Oh wow. I love Star Wars. Am a fan of the series.

We’d love to see the pics. Thanks :slight_smile:

@EmmaKatSpector You look so cool in that costume :slight_smile:


#890

:wink: That’s not me: just a photo snagged from the web.

The clothes are the same. The roll of flagging tells me that she’s going ahead to scout line, which can be risky. That sort of low, brushy stuff burns hot and with any sort of wind, the fire can really move fast.

So you have to move somewhat faster. . .


#891

Oh… I honestly thought that it was you. :wink: It’s nice learning about firefighting.


#892

Looking at the recent news, I’m glad not to be doing it anymore. A couple weeks digging and hacking, being shuttled to different fires, sleeping out in spike camps, etc. beats you up a bit.

When you blow your nose, it comes out black. The ash gets in your hair and your pores. After one stint, I spent half a day in a bathtub and there was a black ring afterward.


#893

Ours aren’t that stylish. We look like Minions - literally in some cases! And it’s definitely more stylish than my radhaz overalls!

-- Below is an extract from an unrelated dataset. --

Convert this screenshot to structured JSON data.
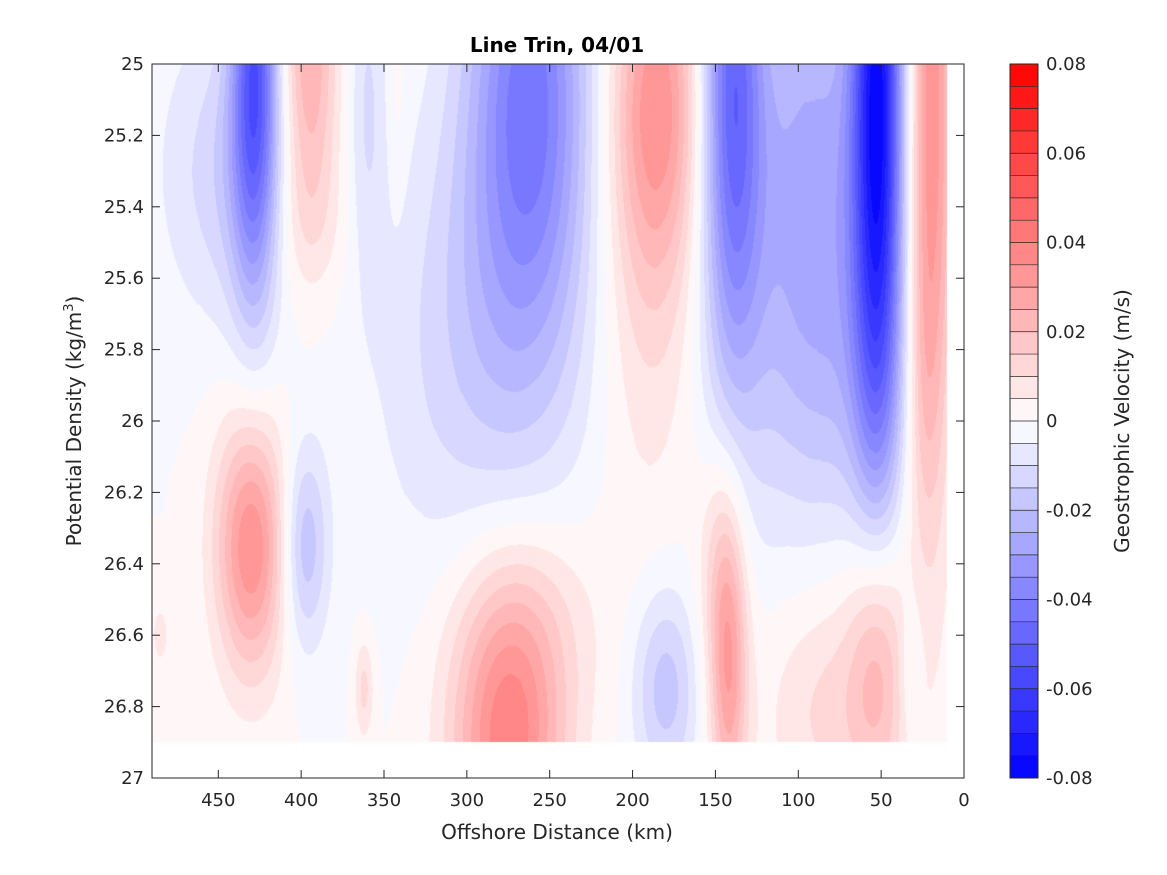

For my damage control course, I was told to wear a string vest as well. Apparently, the pattern of skin left behind makes it easier to recover from burns. Although given my experience with radhaz instructors, I’m not sure if they were kidding me.


#894

Sometime after next weekend, then.


#895

Who are they? And what do they do?


#896

Do we accept those that are 35 and not over 35? Asking for a friend :slight_smile:


#897

They teach you how to work in areas that are radioactive or contaminated with radioactive materials.


#898

It’s not age that matters so much around here - more the attitude. So long as you don’t wake the Ancient Ones, we’ll be fine :smiley:


#899

I like it…


#900

Haha, thanks Leo! Funny you say that–I too came up with a concept of someone considering the Earth from an outsider’s view, but it’s executed slightly differently from your bewildered alien. I published my effort a couple days ago.


#901

National Geographic is hosting a short story contest right now called Planet or Plastic. You can find the info under “Contests” on Wattpad.


#902

My Nomex suit was a pale beige, the only colour the supplier had when I moved into serious racing in 1969. And as pale as it was, it never got sooty or sweaty; motor racing was a clean sport.

I fought two major British Columbia forest fires in the 1970s, but we weren’t issued any protective clothing other than coveralls and ill-fitting helmets.


#903

Besides the hardhat, yellow shirt, and green pants, we got aluminised fire shelters, like little shiny tents to protect you from extreme heat, which we called “shake & bakes.” I only had to use one once, when a big timber fire blew over our spike camp on a ridge. We all ran like hell and flopped down in a patch of boggy ground. It was scary, but the only injuries were from tripping and falling as we made the dash.

A common accessory is a web harness (belt and suspenders) with a case for your radio, water bottles, etc. You have to be a squad boss or higher to get one. I started carrying a couple decks of cards and a bag of loose change and small bills, for card games. Strictly forbidden, but fun.


#904

Essential to regain some semblance of calm.


#905

Funny how many guys seem to believe that a girl can’t play cards.